Just one from a tiny tick may cause people to develop an allergy to red meat, according to new research.

Experts say that recent research suggests that the Lone Star tick may be the responsible for a sudden increase of meat allergies in people living in the southern regions of the U.S.

Researchers, presenting Friday American College of Allergy, Asthma and Immunology (ACAAI) annual meeting, in Anaheim, California, explain that when the tick, commonly found in central and southern U.S. regions, bites, it injects spit into its victims. Once the spit is injected, the body develops antibodies against a carbohydrate in the tick's spit called alpha-gal. Researchers said that because the alpha-gal carbohydrate is also present in red meats like beef, pork, lamb and cow's milk, a person who has been bitten by the Lone Star tick would develop an allergic reaction when they eat meat.

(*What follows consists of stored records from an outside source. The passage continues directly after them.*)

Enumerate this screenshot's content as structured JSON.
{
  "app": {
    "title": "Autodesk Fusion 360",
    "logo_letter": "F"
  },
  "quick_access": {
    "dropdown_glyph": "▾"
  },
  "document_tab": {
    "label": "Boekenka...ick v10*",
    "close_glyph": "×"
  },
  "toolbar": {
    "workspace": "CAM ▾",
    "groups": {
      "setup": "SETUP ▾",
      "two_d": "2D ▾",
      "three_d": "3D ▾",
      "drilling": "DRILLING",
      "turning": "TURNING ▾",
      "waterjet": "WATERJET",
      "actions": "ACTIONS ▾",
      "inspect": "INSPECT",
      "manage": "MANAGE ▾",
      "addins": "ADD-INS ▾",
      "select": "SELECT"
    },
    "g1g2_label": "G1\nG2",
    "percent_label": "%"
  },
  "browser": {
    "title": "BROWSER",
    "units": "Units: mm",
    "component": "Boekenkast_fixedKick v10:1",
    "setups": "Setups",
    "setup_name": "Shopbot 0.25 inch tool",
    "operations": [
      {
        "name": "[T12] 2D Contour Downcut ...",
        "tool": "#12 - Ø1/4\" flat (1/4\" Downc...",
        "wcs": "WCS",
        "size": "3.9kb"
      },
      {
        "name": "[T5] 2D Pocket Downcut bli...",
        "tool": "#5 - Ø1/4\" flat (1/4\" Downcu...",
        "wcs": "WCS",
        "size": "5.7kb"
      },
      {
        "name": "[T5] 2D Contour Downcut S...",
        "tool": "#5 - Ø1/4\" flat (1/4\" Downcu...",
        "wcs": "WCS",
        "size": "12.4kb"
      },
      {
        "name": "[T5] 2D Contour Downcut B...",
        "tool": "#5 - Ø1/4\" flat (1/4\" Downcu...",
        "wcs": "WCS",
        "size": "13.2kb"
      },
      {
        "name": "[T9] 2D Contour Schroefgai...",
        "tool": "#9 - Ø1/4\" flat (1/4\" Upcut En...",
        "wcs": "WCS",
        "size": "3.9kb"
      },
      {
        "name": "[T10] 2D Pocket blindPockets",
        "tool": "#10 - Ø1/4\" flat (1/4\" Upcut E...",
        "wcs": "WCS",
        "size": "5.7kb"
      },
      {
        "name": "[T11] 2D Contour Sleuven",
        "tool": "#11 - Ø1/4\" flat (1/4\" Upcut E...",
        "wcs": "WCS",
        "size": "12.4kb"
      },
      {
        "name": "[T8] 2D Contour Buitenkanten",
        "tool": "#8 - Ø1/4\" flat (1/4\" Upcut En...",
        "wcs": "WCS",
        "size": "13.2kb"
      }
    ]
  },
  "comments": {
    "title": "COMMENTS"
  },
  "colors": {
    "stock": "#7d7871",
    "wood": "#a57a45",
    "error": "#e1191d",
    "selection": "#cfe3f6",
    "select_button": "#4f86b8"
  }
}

"People will eat beef and then anywhere from three to six hours later start having a reaction; anything from hives to full-blown anaphylactic shock," Dr. Scott Commins, assistant professor of medicine at the University of Virginia in Charlottesville, told ABC News. "Most people want to avoid having the reaction, so they try to stay away from the food that triggers it."

The red meat allergy, which was first documented in 2008, causes symptoms like hives, skin rashes, indigestion, vomiting, asthma and in extreme cases, anaphylaxis, which is potentially fatal, according to researchers.

Researchers found that rates of the allergy to alpha-gal are 32 percent higher in lone star tick population areas compared to other regions.

Researchers noted that there were higher than expected rates of north-central and west regions of the U.S., where the lone star tick is not found.

"These findings suggest that other species of ticks, or possibly human factors, may play a role in allergic reactions to alpha-gal," Dr. Stanley Fineman, the president of ACAAI, said in a statement.

"Patients with delayed allergic reactions after eating meats should see an allergist to determine if it is an alpha-gal allergy. The best treatment is strict avoidance of meat. An allergist may also prescribe epinephrine in the event of a life threatening emergency," Fineman added.

While scientists do not know the exact mechanism for how a bite from the lone star tick might cause meat allergy, Dr. Scott Commins, an assistant professor of medicine at the University of Virginia who has published research on alpha-gal allergy told CNN reporters earlier this year that there could be an organism in the tick's saliva that makes a person allergic to the alpha-gal sugar in mammalian meat.